Ultraviolet or UV rays are part of the light spectrum that is emitted from the sun. Two types of UV rays, A and B, have long enough wavelengths to penetrate the Earth's atmosphere. UV A rays have the longest wavelengths, which can penetrate deeply into the skin. These rays, which are always present year-round, can age and wrinkle unprotected skin. UV B rays are those that turn the skin a red color when sunburned. How many UV B rays you're exposed to is dependent on the time of the day and where you're located on Earth. In the United States, we get the most UV B rays from April through October during the daytime hours of 10am and 4pm.

Numerous studies tell us that both UV A and UV B rays cause skin cancers including the deadliest form, called melanoma. The FDA states that a sunscreen must provide protection against both UVA and UVB rays in order to be labeled as a “broad spectrum” sunscreen.

How to Choose a Sunscreen

Sunscreens come with a sun protection factor (SPF). This tells you how long you can be exposed to sunlight without burning and the higher the SPF the longer you can be exposed without reapplying. One thing that many people do not realize is that SPF only refers to protection against UV B rays and not UV A rays. This is why it's important to choose a sunscreen that's labeled “broad spectrum” to ensure it provides protection against both UV A and UV B rays. And as far as the SPF number goes, dermatologists recommend using a sunscreen with a SPF factor of 30, which blocks 97% of the sun's rays.

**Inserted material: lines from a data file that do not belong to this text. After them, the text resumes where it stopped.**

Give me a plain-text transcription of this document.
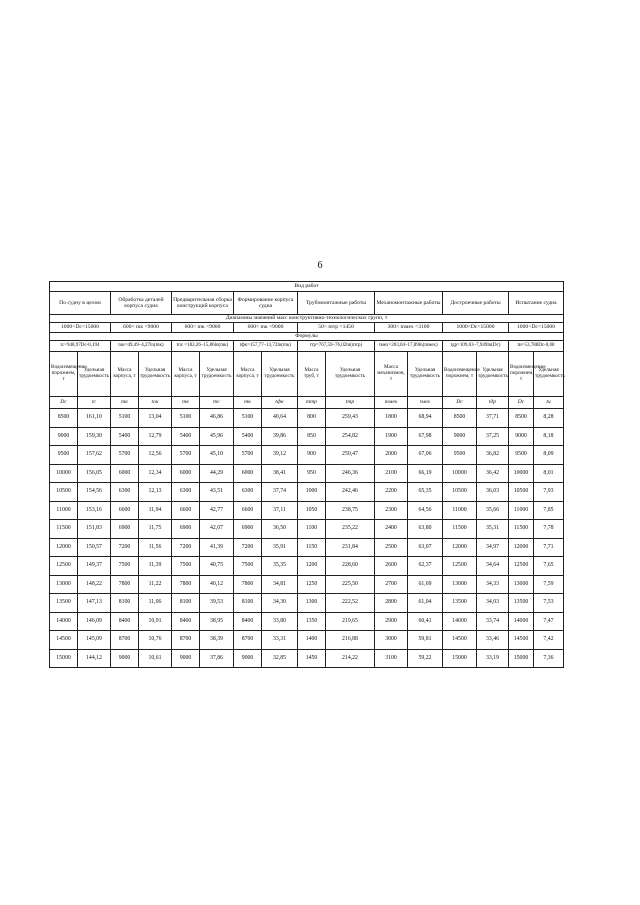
6
Вид работ															
По судну в целом		Обработка деталей корпуса судна		Предварительная сборка конструкций корпуса		Формирование корпуса судна		Трубомонтажные работы		Механомонтажные работы		Достроечные работы		Испытание судна	
Диапазоны значений масс конструктивно-технологических групп, т															
1000<Dс<15000		600< mк <9000		600< mк <9000		600< mк <9000		50< mтр <1450		300< mмех <3100		1000<Dс<15000		1000<Dс<15000	
Формулы															
tс=948,97Dс-0,194		tок=49,49–4,27ln(mк)		tпс =182,26–15,86ln(mк)		tфк=157,77–13,72ln(mк)		tтр=767,59–76,02ln(mтр)		tмех=203,04–17,89ln(mмех)		tдр=109,63–7,949ln(Dс)		tи=53,788Dс-0,08	
Водоизмещение порожнем, т	Удельная трудоемкость	Масса корпуса, т	Удельная трудоемкость	Масса корпуса, т	Удельная трудоемкость	Масса корпуса, т	Удельная трудоемкость	Масса труб, т	Удельная трудоемкость	Масса механизмов, т	Удельная трудоемкость	Водоизмещение порожнем, т	Удельная трудоемкость	Водоизмещение порожнем, т	Удельная трудоемкость
Dс	tс	mк	tок	mк	tпс	mк	tфк	mтр	tтр	mмех	tмех	Dс	tдр	Dс	tи
8500	161,10	5100	13,04	5100	46,86	5100	40,64	800	259,43	1800	68,94	8500	37,71	8500	8,28
9000	159,30	5400	12,79	5400	45,96	5400	39,86	850	254,82	1900	67,98	9000	37,25	9000	8,18
9500	157,62	5700	12,56	5700	45,10	5700	39,12	900	250,47	2000	67,06	9500	36,82	9500	8,09
10000	156,05	6000	12,34	6000	44,29	6000	38,41	950	246,36	2100	66,19	10000	36,42	10000	8,01
10500	154,56	6300	12,13	6300	43,51	6300	37,74	1000	242,46	2200	65,35	10500	36,03	10500	7,93
11000	153,16	6600	11,94	6600	42,77	6600	37,11	1050	238,75	2300	64,56	11000	35,66	11000	7,85
11500	151,83	6900	11,75	6900	42,07	6900	36,50	1100	235,22	2400	63,80	11500	35,31	11500	7,78
12000	150,57	7200	11,56	7200	41,39	7200	35,91	1150	231,84	2500	63,07	12000	34,97	12000	7,71
12500	149,37	7500	11,39	7500	40,75	7500	35,35	1200	228,60	2600	62,37	12500	34,64	12500	7,65
13000	148,22	7800	11,22	7800	40,12	7800	34,81	1250	225,50	2700	61,69	13000	34,33	13000	7,59
13500	147,13	8100	11,06	8100	39,53	8100	34,30	1300	222,52	2800	61,04	13500	34,03	13500	7,53
14000	146,09	8400	10,91	8400	38,95	8400	33,80	1350	219,65	2900	60,41	14000	33,74	14000	7,47
14500	145,09	8700	10,76	8700	38,39	8700	33,31	1400	216,88	3000	59,81	14500	33,46	14500	7,42
15000	144,12	9000	10,61	9000	37,86	9000	32,85	1450	214,22	3100	59,22	15000	33,19	15000	7,36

To ensure that your skin is protected when out in the sun, use a water-resistant, broad spectrum sunscreen with a SPF of no lower than 30 and reapply it every two hours for maximum protection.

*In addition to being labeled as “broad spectrum,” sunscreens with both UV A and UV B protection can also be marked as “multi-spectrum” or “UVA/UVB protection.”

Because no sunscreen provides full protection from the sun, experts recommend that in addition to using a good quality sunscreen that everyone should seek shade, wear protective clothing & sunglasses and stay away from tanning beds which are all important in reducing the risk of developing skin cancer.

High SPFs Lead to A False Sense of Security

Many studies have shown that sunscreens with SPF ratings of over 50 do not provide any added benefits or protection. Products with very high SPFs can give people a false sense of security wherein they do things such as stay in the sun for extended periods of time, avoid seeking shade and neglecting to wear sun-protective clothing. This is why the FDA is working on putting a cap on the SPF of sunscreens at 50+.

To stay healthy when getting bikini-ready for summer, don't forget to take good care of your skin and apply a liberal amount of sunscreen before heading outdoors! Just follow the guidelines above and choose a good quality sunscreen that is designed for your skin type to ensure you're doing all you can to protect your skin and yourself! The team at Doylestown Women's Health Center wish all of our patients a fun, safe and happy summer!